Improving Translation Faithfulness of Large Language Models via Augmenting Instructions

Large Language Models (LLMs) present strong general capabilities, and a current compelling challenge is stimulating their specialized capabilities, such as machine translation, through low-cost instruction tuning. The standard instruction-following data is sequentially organized as the concatenation of an instruction, an input, and a response. As the attention mechanism of LLMs has limitations on local focus, LLMs tend to focus more on the words or sentences nearby at each position. This leads to a high risk of instruction forgetting during decoding. To alleviate the above issues, We propose SWIE (Segment-Weighted Instruction Embedding) and an instruction-following dataset OVERMISS. SWIE improves the model instruction understanding by adding a global instruction representation on the following input and response representations. OVERMISS improves model faithfulness by comparing over-translation and miss-translation results with the correct translation. We apply our methods to two main-stream open-source LLMs, BLOOM and LLaMA. The experimental results demonstrate significant improvements in translation performance with SWIE based on BLOOMZ-3b, particularly in zero-shot and long text translations due to reduced instruction forgetting risk. Additionally, OVERMISS outperforms the baseline in translation performance (e.g. an increase in BLEU scores from 0.69 to 3.12 and an average improvement of 0.48 percentage comet scores for LLaMA-7b) with further enhancements seen in models combining OVERMISS and SWIE (e.g. the BLUE scores increase up to 0.56 from English to German across three different backbones), and both exhibit improvements in the faithfulness metric based on word alignment.

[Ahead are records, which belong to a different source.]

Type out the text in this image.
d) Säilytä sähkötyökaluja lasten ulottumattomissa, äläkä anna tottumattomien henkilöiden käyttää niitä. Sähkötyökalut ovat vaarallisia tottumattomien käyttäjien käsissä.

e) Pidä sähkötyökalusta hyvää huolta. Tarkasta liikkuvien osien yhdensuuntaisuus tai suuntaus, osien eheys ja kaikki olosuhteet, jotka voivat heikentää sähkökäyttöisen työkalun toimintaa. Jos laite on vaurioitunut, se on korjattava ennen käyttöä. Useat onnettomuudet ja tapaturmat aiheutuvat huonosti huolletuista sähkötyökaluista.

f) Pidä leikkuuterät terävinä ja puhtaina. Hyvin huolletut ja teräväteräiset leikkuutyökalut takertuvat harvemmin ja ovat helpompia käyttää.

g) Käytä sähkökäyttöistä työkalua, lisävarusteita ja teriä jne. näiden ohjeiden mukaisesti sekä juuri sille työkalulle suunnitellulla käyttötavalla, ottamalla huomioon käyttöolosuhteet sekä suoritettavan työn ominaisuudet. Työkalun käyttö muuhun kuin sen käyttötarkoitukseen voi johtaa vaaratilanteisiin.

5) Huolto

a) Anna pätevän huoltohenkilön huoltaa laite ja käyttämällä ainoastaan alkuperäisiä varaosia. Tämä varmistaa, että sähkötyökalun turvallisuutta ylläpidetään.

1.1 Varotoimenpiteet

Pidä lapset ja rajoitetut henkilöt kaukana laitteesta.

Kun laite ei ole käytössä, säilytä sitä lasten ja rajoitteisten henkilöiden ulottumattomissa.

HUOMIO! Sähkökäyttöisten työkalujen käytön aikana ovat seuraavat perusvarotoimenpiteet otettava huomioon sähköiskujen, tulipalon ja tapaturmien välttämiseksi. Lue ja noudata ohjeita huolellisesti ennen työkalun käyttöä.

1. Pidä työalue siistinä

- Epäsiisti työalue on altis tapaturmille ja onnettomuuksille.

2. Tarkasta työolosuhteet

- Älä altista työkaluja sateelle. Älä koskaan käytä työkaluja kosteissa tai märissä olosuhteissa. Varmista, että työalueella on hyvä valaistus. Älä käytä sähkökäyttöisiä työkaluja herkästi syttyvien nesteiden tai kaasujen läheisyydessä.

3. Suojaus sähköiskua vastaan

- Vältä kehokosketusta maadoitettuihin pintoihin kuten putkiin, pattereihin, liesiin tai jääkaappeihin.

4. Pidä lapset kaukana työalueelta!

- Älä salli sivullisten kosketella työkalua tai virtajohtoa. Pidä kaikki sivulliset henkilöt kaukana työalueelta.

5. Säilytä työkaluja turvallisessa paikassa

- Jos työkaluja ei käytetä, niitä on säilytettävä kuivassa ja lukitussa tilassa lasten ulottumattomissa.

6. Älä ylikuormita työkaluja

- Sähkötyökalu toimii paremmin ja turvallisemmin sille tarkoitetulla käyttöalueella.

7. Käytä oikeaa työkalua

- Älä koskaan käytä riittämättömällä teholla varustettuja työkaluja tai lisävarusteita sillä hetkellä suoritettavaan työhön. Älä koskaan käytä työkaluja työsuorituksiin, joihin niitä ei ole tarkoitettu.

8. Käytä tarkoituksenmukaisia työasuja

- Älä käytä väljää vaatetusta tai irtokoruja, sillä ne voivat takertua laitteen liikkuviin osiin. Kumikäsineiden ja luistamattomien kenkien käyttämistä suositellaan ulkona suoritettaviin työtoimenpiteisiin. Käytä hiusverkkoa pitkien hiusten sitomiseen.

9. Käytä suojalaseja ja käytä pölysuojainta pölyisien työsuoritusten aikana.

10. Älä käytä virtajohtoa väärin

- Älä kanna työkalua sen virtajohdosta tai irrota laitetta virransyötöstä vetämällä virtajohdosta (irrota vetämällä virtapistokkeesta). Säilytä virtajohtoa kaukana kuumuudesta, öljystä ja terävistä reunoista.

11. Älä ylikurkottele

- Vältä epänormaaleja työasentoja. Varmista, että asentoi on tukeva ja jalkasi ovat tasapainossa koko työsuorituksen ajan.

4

翻译：大语言模型（LLMs）展现出强大的通用能力，当前一项具有挑战性的任务是，通过低成本指令微调激发其机器翻译等专业能力。标准指令遵循数据按序组织为指令、输入和响应的拼接。由于LLMs的注意力机制存在局部聚焦局限性，模型在每个位置更容易关注附近词句，导致解码时存在较高的指令遗忘风险。为缓解上述问题，我们提出SWIE（分段加权指令嵌入）和指令遵循数据集OVERMISS。SWIE通过在后续输入与响应表示上叠加全局指令表示来提升模型指令理解能力，OVERMISS则通过对比过译与漏译结果和正确译文间的差异增强模型忠实度。我们将方法应用于BLOOM和LLaMA两种主流开源LLM。实验结果表明，基于BLOOMZ-3b的SWIE显著提升了翻译性能，尤其在零样本和长文本翻译中因指令遗忘风险降低而表现突出。此外，OVERMISS在翻译性能上超越了基线（例如LLaMA-7b的BLEU值从0.69提升至3.12，平均COMET评分提高0.48个百分点），而结合OVERMISS和SWIE的模型性能进一步提升（例如在三种不同骨干网络中英德翻译任务的BLEU值最高提升0.56）。两种方法均基于词对齐的忠实度指标表现出改进。